Ancak kadın erkeğe göre daha fazla sömürülür.

Örneğin aynı işyerinde aynı işi yapan kadın erkekten daha az ücret alır. Üst düzey yönetici olması erkeğe göre daha düşük bir olasılıktır.

İşyerinde sömürülen kadın, evde de sömürülür. Ev işleri ve çocuk bakımı kadının sorumlu olduğu bir yüktür.

Ayrıca evde de toplum içinde de eşinin ve diğer erkeklerin sömürüsü ve sınırlamalarıyla yaşamak zorundadır.

Türkiye’de gündem olan ve çok tepki toplayan 6 yaşındaki kız çocuğunun evlendirilmesi skandalı kadın ve çocuk haklarının da yeniden tartışılmasına neden oldu.
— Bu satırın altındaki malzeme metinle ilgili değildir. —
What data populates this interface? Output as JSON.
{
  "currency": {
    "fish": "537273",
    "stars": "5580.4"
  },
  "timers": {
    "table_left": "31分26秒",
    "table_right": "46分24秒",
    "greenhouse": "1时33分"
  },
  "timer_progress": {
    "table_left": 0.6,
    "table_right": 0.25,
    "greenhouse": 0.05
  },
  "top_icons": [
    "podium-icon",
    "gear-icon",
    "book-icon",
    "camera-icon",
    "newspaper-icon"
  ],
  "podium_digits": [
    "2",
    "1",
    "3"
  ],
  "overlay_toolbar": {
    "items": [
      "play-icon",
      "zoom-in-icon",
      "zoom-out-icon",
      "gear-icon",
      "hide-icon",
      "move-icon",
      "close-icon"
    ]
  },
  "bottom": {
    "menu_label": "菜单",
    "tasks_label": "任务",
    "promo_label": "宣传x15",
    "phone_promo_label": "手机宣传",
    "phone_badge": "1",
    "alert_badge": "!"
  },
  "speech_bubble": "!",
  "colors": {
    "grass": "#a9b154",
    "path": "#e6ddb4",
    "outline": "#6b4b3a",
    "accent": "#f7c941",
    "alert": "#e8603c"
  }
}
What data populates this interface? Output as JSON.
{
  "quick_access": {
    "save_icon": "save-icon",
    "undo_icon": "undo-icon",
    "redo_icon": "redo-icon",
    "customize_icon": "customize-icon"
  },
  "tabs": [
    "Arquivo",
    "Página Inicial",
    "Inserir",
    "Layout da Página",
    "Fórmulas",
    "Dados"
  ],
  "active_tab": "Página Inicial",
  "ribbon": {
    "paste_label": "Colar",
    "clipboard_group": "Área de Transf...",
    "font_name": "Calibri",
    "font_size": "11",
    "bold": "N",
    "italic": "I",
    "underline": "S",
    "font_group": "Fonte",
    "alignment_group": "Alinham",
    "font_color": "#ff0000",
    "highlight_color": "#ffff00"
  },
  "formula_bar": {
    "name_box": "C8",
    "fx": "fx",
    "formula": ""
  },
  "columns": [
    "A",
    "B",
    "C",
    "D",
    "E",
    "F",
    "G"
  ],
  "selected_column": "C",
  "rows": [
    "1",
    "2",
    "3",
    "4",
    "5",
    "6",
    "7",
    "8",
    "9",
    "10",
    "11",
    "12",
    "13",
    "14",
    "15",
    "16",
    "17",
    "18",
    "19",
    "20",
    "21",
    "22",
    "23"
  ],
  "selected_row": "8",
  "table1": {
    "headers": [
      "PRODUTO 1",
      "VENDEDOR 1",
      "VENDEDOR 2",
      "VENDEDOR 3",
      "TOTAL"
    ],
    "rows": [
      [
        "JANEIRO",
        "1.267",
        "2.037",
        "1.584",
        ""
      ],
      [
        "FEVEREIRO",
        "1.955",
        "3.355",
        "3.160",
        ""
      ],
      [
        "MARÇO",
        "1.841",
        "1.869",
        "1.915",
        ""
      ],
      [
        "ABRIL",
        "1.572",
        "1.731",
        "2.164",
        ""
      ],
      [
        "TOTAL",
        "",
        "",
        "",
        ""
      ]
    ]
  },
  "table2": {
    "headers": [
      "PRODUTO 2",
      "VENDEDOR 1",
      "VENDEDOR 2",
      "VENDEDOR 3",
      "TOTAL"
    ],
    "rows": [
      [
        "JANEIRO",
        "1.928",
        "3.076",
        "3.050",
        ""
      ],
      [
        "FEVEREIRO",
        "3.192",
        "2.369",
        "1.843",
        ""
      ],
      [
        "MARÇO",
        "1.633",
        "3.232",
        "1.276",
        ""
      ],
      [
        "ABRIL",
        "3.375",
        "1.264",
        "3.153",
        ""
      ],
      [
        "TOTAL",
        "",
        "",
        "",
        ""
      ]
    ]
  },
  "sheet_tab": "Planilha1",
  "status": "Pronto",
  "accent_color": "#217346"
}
Bir baba 6 yaşındaki kız çocuğunu nasıl 29 yaşındaki bir adama “” olarak verebilir?

Bu sorunun yanıtı erkek egemen toplum düzenin tarihinde yatar.

Daha önceki yazılarımda da değindiğim gibi, kızların çocuk yaşta, "aile kararıyla evlendirilmeleri" bir mülkiyet sorunudur.

Kız çocuklarının aile kararıyla evlendirilmesi aslında bir aile kararı değildir. Karar babanın, diğer ifadeyle erkeğin kararıdır. (Patria potestas-Babanın gücü). Baba yoksa, kararı erkek kardeş, amca, dayı gibi yine bir başka erkek verir. Evlendirilecek kız çocuğunun ve annesinin söz ve karar hakkı yoktur.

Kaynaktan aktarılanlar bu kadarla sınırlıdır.